SSL handshake failed at /Users/nghiatran/etcetc

[delboy1978uk]

Description

I'm trying to nset up an android device for development here, and my SSL handshake failed.

What I found interesting was that the error path does not exist on my machine!

/Users/nghiatran/Library/Developer/Xcode/DerivedData/NSProxy-chrjhjrygpkcrggquryyaaqcgvhz/SourcePackages/checkouts/swift-nio-ssl/Sources/CNIOBoringSSL/ssl/tls_record.cc:594

@NghiaTranUIT Is this just a display bug, or is something else going on?

[NghiaTranUIT]

@delboy1978uk It's odd 🤔

Just wondering: Have you installed & trusted the Certificate in your Android? You can find it in Certificate Menu -> Install for Android -> Physical Device / Emulator

Especially the 5th step in this Setup Guide: https://docs.proxyman.io/debug-devices/android-device

[delboy1978uk]

Yes I have installed and trusted the certificate. As for the last step, I am on a device which is only running Android 9, but the guide mentioned that the security config is for 10 and above, so I have not performed that step. I'm sure it's just the device (or myself) and not Proxyman, I just found it odd to see the error path coming from /Users/nghiatran/.... :-P

[NghiaTranUIT]

I'm surprised too. It's from Swift NIO

Can you share with me which app you're trying to Intercept 🤔 ?

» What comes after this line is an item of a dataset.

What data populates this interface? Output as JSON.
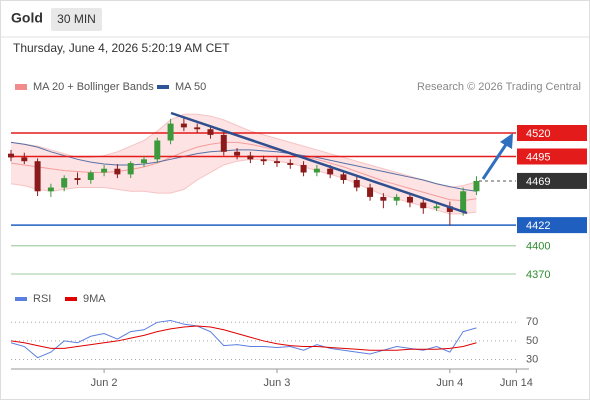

Please notes that if it's popular apps, such as FB, IG, or Play Store. The high chance that it's protected by SSL Pinning Mechanism.

[delboy1978uk]

Oh, it's just a local server with a self signed SSL. I can access the domain fine via the devices browser, but when i try to deploy the actual android app that's when i get this. That's why I'm sure it isn't Proxyman causing my issues, again I was just drawing attention to your user path in my error:-)

[delboy1978uk]

FYI, that last step also worked for Android 9. My app is working again!

[NghiaTranUIT]

Thanks. I will investigate the error path.

If you have a HTTPS (self-signed) local server, to make it works with Proxyman, make sure your Local Server accepts Proxyman Certificate too.

[delboy1978uk]

@NghiaTranUIT I am using a docker compose LAMP stack and generate my cert in my Apache container here https://github.com/delboy1978uk/lamp/blob/master/build/httpd/Dockerfile#L9 Should I be adding the Proxyman Certificate in there too then?

[ianbby]

I am seeing this as well. I have Proxyman installed with the cert trusted on my Mac. I created a new Android emulator and used the Override button to configure it. That all seemed to go well, but when browsing in the emulator or firing up my local app, I get errors around Invalid Date/Time int he browser that show as Internal Errors in proxyman:

handshakeFailed(NIOSSL.BoringSSLError.sslError([Error: 268436502 error:10000416:SSL routines:OPENSSL_internal:SSLV3_ALERT_CERTIFICATE_UNKNOWN at /Users/nghiatran/Library/Developer/Xcode/DerivedData/NSProxy-dpnvjsvnoedgpgfkomhjjqznnjsa/SourcePackages/checkouts/swift-nio-ssl/Sources/CNIOBoringSSL/ssl/tls_record.cc:594]))

I have confirmed that my Mac and Android emulator dates are correct and that the certificate is present in the emulator as expected. I am able to access sites like Wikipedia without issue, but certain sites are erroring like yahoo in the screenshot above.

[NghiaTranUIT]

On Android, it's important to finish the step 5 in this Setup Guide: https://docs.proxyman.io/debug-devices/android-device

We have to add the domains to security_config.xml file in the source code.

Sine you visit yahoo.com from the WebBrowser, you haven't finished the step 5 yet. Thus, get SSL error.

[ianbby]

Ah, fair play there! And looking beyond Chrome, the part of my app that hit the SSL error was throwing up a Chrome custom tab, which probably doesn't qualify for the network_security_config exclusions. Makes sense!

[NghiaTranUIT]

@ianbby yup, the security on Android devices/emulators is tricky. It doesn't allow you to freely intercept the HTTPS from other apps, unless you are a developer, install & trust the certificate, and add config to network_security_config.xml.

On the other hand, iOS device is easier. They just need to install & Trust the certificate. Then, you can intercept from any Web Browser on iOS devices.